Service Providers: We may share your information with third-party service providers who assist us in operating our platform.
Legal Requirements: We may disclose your information if required by law or if we believe such action is necessary to comply with legal obligations.
Business Transfers: In connection with any merger, sale of company assets, or acquisition of all or a portion of our business.
They admittedly collect a bunch of PII. Any big tech data aggregation company could gain access to that information if they bought them out tomorrow
I created an account with them for testing and never had to provide anything else besides a made up username. Not even an e-mail address or something similar which is imo not bad.
You can also pay using TAO (which you can buy with XMR) or by using a code which you can buy on another website making it even harder for them to track you.
So in reality if you log in using the Tor browser, pay using TAO and only use the service via OpenCode using a proxy they basically have nothing on you?
The only things they should know is when you send queries and some other metadata like size etc. This matters of course but realistically speaking how bad is it in comparison to other AI providers?
I guess that is basically my main question: How good are they in comparison to other AI providers and if there are better ones which and why?

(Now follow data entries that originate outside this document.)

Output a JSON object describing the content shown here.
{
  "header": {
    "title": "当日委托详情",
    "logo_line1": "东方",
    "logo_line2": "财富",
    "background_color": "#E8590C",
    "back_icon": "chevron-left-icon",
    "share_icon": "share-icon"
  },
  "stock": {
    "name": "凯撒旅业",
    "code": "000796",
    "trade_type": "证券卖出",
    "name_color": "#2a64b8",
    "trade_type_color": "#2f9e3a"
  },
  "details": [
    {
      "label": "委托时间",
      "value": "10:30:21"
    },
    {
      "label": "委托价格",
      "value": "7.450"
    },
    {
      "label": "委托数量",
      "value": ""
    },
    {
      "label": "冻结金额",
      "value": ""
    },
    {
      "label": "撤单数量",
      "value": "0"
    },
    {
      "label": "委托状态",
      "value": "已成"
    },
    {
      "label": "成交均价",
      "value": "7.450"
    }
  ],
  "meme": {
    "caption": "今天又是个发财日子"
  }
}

Please don’t answer “just run LLMs locally bro”. Models that a consumer can run locally are currently way behind and for me personally not good enough.
In terms of inference providers that offer models running in TEEs, Chutes is the cheapest and has the largest model catalogue by far. The only other option I can think of off the top of my head for you to compare to is Tinfoil.sh (since it seems like you want API access).

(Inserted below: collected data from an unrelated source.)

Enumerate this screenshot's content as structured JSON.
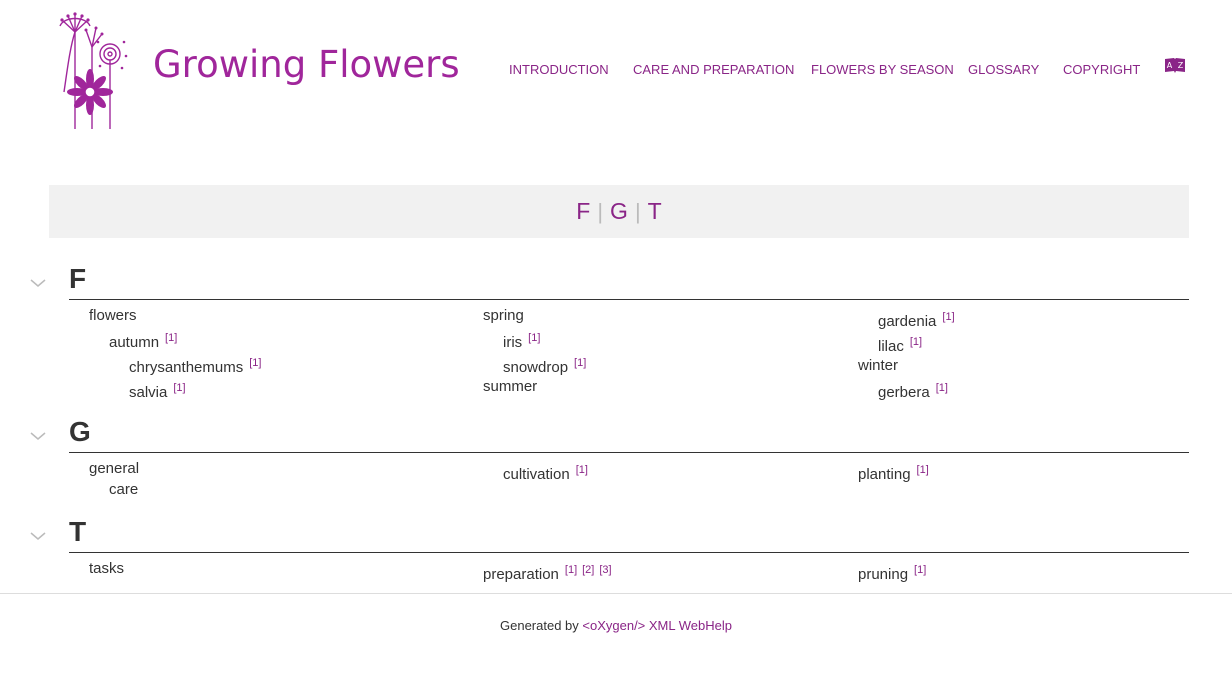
{
  "header": {
    "title": "Growing Flowers",
    "nav": [
      {
        "label": "INTRODUCTION"
      },
      {
        "label": "CARE AND PREPARATION"
      },
      {
        "label": "FLOWERS BY SEASON"
      },
      {
        "label": "GLOSSARY"
      },
      {
        "label": "COPYRIGHT"
      }
    ],
    "index_icon": "a-z-index-icon"
  },
  "letter_bar": {
    "letters": [
      "F",
      "G",
      "T"
    ],
    "separator": "|"
  },
  "sections": {
    "f": {
      "letter": "F",
      "flowers": "flowers",
      "autumn": "autumn",
      "chrysanthemums": "chrysanthemums",
      "salvia": "salvia",
      "spring": "spring",
      "iris": "iris",
      "snowdrop": "snowdrop",
      "summer": "summer",
      "gardenia": "gardenia",
      "lilac": "lilac",
      "winter": "winter",
      "gerbera": "gerbera"
    },
    "g": {
      "letter": "G",
      "general": "general",
      "care": "care",
      "cultivation": "cultivation",
      "planting": "planting"
    },
    "t": {
      "letter": "T",
      "tasks": "tasks",
      "preparation": "preparation",
      "pruning": "pruning"
    },
    "ref_labels": [
      "[1]",
      "[2]",
      "[3]"
    ]
  },
  "footer": {
    "prefix": "Generated by ",
    "link": "<oXygen/> XML WebHelp"
  },
  "colors": {
    "accent": "#8a2587",
    "title": "#a0269b",
    "bar": "#f1f1f1"
  }
}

There are others discussed on this forum like Maple (which just uses Tinfoil as their upstream provider anyway), Lumo and Confer (neither of which provide an API), and then spammers like Phala that use bot accounts on Reddit to promote themselves.

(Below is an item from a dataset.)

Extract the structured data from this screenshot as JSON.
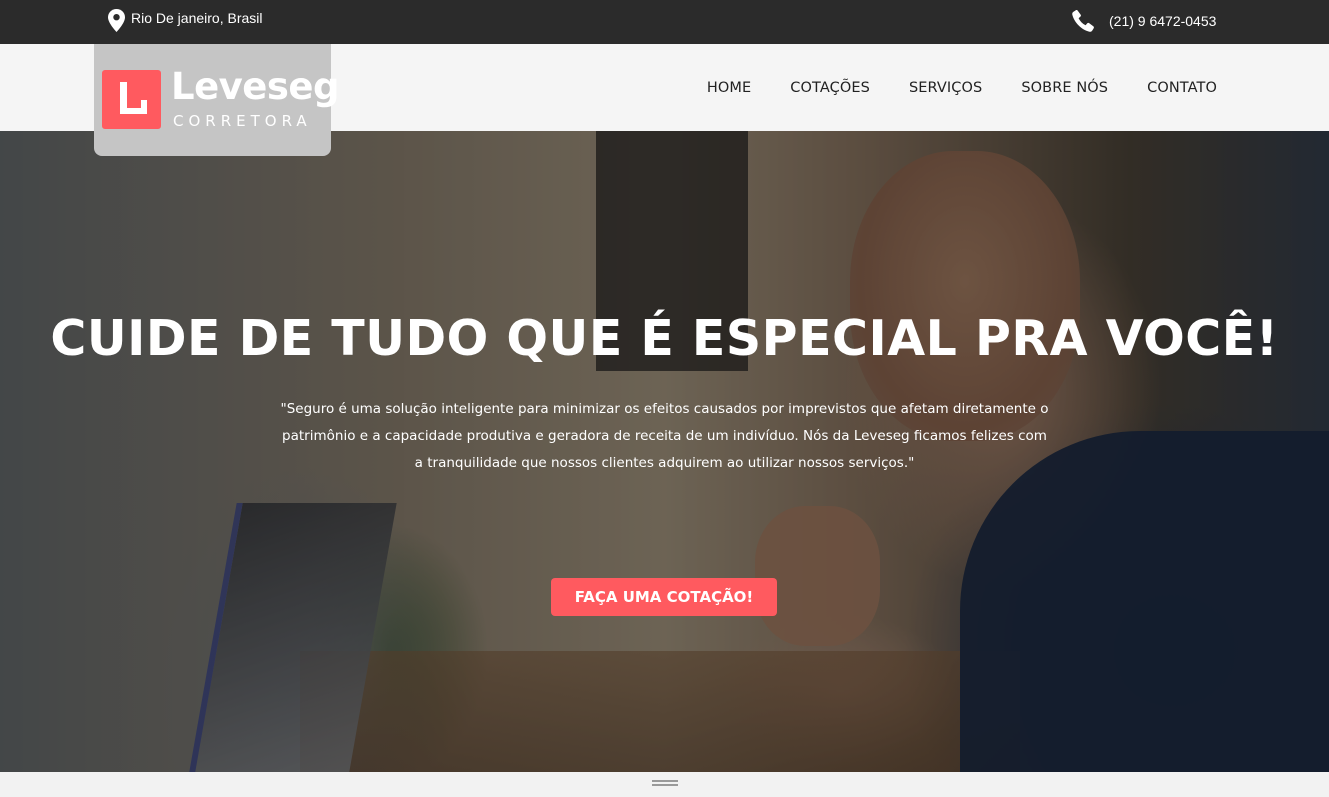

Personally would have no problem using Chutes, and from what I’ve seen from them on X, they have reasonable takes regarding privacy. It seems like you also read their privacy policy and came to the same conclusion, so I’d just stick with it.
Thanks person with the questionable username! I’ll check out tinfoil.sh
Do you think the technical implementation of Chutes is solid from what you know? I haven’t seen any problems with it but it sounds a bit too good especially for the price.
I think Confer and Lumo might be a great tools in the future but feel a bit unfinished rn.
To be frank I haven’t looked into this enough to give you a good answer. I’d also like to note there are very few people who would be able to give you accurate information on this. Especially on this forum where it seems to be the case that most are vehemently anti-AI for one reason or another.
In my opinion, your best bet would be to read about the topic on your own and work through Chutes’/Tinfoil’s documentation, sending them questions if you have any.
A trusted execution environment (TEE) is a secure area of a main processor. It helps the code and data loaded inside it be protected with respect to confidentiality and integrity. Data confidentiality prevents unauthorized entities from outside the TEE from reading data, while code integrity prevents code in the TEE from being replaced or modified by unauthorized entities, which may also be the computer owner itself as in certain DRM schemes described in Intel SGX.
My initial question was basically if anyone knows if it’s done correctly. Yes, I could’ve said THROUGH audits from reputable 3rd parties for example.
You could also verify it through
real-time, public access to TD Quotes, NVIDIA attestations, and full IMA software manifests so third parties can independently validate the environment and running code.
as Chutes says in their blog post. I thought because there are so many smart people here that I might’ve missed an audit, some architectural design flaws, or some other information.
Sometimes people on here (at least in the past) had very nice insights, inputs or once or twice even insider knowledge. That is why people ask questions in here in the first place.